Trump arrisca enfurecer o mundo para pôr empresas americanas "first"
Washington impôs taxas aduaneiras elevadas para limitar importação de máquinas de lavar roupa e painéis solares. Coreia do Sul apresentou queixa à OMC.
Enquanto os helicópteros da elite financeira aterravam na estância de luxo suíça de Davos para o conclave anual do liberalismo económico, o Presidente dos EUA, Donald Trump, que este ano também lá vai discursar, punha rivais e aliados em fúria por ter decidido impor tarifas mais pesadas sobre a importação de dois produtos.
Máquinas de lavar roupa e painéis solares exportadas para os EUA vão passar a ser alvo de impostos mais elevados. A decisão foi tomada na sequência de uma investigação lançada pela Comissão de Comércio Internacional, motivada por queixas das empresas norte-americanas dos dois sectores, que alegavam estar a ser prejudicadas pelas importações a preços baixos. A comissão validou as queixas e a Administração Trump aprovou um endurecimento das tarifas, ao abrigo de uma cláusula legislativa, a Secção 201 do Trade Act, que permite a aplicação de medidas temporárias em situações de “penalização grave” para a indústria nacional.
A Coreia do Sul e a China sentiram-se especialmente visados com os impostos – a Samsung e a LG são os principais fornecedores de electrodomésticos para o mercado norte-americano e a China é o maior fabricante de painéis solares. O Governo de Seul anunciou que vai apresentar uma queixa junto da Organização Mundial do Comércio. “Iremos responder a estas medidas proteccionistas”, garantiu o ministro do Comércio sul-coreano, Kim Hyun-chong.

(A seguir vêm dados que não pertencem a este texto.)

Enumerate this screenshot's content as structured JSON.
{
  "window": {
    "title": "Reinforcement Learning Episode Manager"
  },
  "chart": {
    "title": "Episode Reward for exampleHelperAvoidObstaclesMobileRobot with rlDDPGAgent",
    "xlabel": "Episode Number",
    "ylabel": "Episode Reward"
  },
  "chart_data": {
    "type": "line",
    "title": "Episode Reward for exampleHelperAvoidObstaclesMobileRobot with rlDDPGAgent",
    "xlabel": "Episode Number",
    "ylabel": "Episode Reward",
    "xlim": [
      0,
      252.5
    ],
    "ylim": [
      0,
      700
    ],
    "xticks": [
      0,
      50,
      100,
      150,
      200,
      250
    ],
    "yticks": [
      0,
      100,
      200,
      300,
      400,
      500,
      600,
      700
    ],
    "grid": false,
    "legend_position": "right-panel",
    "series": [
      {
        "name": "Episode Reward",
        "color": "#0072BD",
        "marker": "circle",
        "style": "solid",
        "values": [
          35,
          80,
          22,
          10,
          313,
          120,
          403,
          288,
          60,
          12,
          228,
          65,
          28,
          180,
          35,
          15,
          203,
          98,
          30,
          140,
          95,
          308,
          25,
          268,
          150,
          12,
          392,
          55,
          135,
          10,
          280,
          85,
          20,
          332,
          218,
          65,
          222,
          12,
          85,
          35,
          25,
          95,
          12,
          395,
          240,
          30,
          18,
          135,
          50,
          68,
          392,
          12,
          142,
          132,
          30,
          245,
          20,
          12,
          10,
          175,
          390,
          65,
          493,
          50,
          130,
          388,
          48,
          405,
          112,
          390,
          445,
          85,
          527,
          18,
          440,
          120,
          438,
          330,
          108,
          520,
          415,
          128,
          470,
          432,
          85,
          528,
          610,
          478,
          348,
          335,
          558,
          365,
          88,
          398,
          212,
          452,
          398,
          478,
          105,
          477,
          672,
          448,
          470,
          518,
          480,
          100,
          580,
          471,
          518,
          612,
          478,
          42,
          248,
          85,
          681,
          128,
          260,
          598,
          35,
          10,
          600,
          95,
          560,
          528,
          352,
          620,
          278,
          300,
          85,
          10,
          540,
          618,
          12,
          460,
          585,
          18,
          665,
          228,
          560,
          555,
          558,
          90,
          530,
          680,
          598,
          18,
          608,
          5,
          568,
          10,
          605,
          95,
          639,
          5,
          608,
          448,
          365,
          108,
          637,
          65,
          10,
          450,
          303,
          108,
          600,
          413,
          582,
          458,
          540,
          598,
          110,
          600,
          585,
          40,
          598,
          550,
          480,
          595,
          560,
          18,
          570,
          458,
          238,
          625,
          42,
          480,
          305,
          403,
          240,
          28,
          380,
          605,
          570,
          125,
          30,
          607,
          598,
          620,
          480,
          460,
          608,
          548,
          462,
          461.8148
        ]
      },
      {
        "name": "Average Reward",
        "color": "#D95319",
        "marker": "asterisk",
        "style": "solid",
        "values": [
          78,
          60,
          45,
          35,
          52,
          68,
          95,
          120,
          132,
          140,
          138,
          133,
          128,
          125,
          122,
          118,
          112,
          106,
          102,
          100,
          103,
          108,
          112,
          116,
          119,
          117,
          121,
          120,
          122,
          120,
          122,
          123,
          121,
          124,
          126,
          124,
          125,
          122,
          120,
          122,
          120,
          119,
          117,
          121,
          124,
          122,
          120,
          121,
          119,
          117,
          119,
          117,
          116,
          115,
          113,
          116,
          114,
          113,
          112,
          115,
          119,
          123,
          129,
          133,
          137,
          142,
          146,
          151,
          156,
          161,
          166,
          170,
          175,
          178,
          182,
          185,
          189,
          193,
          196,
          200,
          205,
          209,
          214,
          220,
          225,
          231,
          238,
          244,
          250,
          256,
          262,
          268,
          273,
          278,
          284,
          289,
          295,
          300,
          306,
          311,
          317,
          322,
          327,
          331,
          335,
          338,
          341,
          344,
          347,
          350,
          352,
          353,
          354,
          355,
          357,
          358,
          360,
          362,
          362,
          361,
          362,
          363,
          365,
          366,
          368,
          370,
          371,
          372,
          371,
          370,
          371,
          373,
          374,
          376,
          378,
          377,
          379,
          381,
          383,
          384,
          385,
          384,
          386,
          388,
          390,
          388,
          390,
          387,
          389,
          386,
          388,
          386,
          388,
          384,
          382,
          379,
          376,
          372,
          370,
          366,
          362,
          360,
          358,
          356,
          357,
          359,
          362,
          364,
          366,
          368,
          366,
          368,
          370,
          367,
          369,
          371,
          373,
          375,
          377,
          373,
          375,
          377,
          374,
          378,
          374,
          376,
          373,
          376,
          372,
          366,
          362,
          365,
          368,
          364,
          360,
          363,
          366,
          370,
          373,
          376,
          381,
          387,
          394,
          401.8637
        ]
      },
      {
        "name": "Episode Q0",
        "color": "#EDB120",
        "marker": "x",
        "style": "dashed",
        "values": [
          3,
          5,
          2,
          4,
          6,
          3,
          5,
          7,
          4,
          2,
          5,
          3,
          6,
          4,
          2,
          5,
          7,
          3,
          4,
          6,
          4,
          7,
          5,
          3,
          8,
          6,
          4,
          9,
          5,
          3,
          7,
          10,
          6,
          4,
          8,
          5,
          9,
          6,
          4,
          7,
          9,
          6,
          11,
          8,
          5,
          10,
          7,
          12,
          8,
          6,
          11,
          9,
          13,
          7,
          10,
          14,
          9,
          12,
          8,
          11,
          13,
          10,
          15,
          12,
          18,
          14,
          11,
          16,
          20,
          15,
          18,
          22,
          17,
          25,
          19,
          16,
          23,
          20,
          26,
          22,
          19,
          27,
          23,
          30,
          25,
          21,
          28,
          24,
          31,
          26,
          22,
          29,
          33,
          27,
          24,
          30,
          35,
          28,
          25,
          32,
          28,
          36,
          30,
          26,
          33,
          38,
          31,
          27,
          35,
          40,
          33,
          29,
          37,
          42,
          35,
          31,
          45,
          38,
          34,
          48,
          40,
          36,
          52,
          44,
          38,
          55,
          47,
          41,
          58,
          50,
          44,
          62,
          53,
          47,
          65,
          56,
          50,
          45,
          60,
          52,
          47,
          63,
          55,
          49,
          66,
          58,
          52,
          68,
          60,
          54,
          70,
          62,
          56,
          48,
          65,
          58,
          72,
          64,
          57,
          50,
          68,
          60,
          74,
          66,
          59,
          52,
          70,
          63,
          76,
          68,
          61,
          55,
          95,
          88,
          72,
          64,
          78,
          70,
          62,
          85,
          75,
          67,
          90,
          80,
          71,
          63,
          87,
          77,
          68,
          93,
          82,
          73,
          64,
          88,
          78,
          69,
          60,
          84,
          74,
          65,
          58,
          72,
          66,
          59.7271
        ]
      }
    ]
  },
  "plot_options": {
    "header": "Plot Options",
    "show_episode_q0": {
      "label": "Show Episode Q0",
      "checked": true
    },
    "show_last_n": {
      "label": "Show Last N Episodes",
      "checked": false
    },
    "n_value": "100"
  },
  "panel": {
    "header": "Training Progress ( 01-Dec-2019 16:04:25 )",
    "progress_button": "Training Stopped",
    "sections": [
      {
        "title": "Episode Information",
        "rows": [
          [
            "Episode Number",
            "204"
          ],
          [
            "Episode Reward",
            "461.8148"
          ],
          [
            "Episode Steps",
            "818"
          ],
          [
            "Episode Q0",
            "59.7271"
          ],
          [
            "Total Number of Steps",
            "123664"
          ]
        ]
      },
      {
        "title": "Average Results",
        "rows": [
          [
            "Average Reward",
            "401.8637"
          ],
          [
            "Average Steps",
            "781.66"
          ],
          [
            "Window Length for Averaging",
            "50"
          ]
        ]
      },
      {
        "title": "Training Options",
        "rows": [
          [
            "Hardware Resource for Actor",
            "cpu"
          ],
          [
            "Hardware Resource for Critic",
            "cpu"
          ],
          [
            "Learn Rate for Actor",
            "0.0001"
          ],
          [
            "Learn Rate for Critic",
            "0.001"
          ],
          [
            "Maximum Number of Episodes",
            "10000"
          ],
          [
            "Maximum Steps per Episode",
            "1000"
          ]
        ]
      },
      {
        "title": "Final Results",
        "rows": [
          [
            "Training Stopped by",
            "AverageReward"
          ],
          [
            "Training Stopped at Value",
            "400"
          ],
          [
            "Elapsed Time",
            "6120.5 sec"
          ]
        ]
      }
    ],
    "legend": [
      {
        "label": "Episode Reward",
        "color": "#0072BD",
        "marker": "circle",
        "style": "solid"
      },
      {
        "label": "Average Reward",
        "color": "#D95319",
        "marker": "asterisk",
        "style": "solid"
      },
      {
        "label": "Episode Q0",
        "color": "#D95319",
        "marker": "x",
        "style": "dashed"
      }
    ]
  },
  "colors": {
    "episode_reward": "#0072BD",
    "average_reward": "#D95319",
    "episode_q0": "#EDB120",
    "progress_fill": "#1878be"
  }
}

Um porta-voz do Governo chinês manifestou “forte desagrado” com a decisão, que diz poder vir a comprometer os esforços para o desenvolvimento de energias renováveis nos EUA.
Um dos grandes alicerces da campanha vitoriosa de Trump foi a promessa de proteger as empresas e os trabalhadores norte-americanos, nem que para isso tivesse de pôr em causa princípios basilares do liberalismo, tais como o comércio livre. Foi com o objectivo de livrar os EUA de “acordos ruinosos” que, há precisamente um ano, Trump abandonou o projecto da Parceria Trans-Pacífico ainda antes de nascer.
Porém, a Administração norte-americana coibiu-se de tomar novas medidas no mesmo sentido, acalmando os receios de muitos analistas de que Trump pudesse abrir uma “guerra comercial” contra a China, alvo privilegiado dos ataques do Presidente, com acusações de práticas comerciais desleais e até de “violar” os EUA.
O endurecimento dos impostos sobre estes dois produtos não é, para já, motivo de alarme. “Se este é o início de uma guerra comercial, os primeiros tiros foram disparados por uma pistola de ervilhas”, disse à CNN o especialista do Centro de Estudos Internacionais e Estratégicos, Scott Kennedy.
Não há sinais de que as medidas agora anunciadas sejam o prelúdio de uma guerra comercial, mas é improvável que o proteccionismo norte-americano fique por aqui. Em cima da mesa estão novos impostos sobre a importação de aço e alumínio, para além de uma grande investigação em curso às suspeitas de roubo de propriedade intelectual por parte da China.
“Se os EUA estão a usar a Secção 201 para te atingir, eles vão bater-te com força”, disse o economista-chefe da Capital Securities em Pequim, Zhang Yi, citado pela Reuters.
As tarifas são variáveis e, apesar de não terem ido tão longe como as empresas gostariam no caso dos painéis solares, foram bem recebidas pelos dois sectores. “Este anúncio é o culminar de quase uma década de litigância e irá dar origem a novos empregos no Ohio, Kentucky, Carolina do Sul e no Tennessee”, afirmou o presidente da Whirlpool, Jeff Fettig, o principal fabricante norte-americano de máquinas de lavar.
Neste caso, no primeiro ano de aplicação da nova modalidade, os primeiros 1,2 milhões de unidades terão um imposto de 20%, e só depois será aplicada uma tarifa de 50%. No terceiro ano, as duas tarifas descem para 16% e 40%. As importações de painéis solares vão ser taxadas a 30%, caindo para metade a partir do quarto ano em que esta medida estiver em vigor. Mantém-se, porém, uma isenção de tarifas aduaneiras para painéis solares com uma capacidade produção até 2,5 gigawatts, equivalente a 11 milhões de unidades.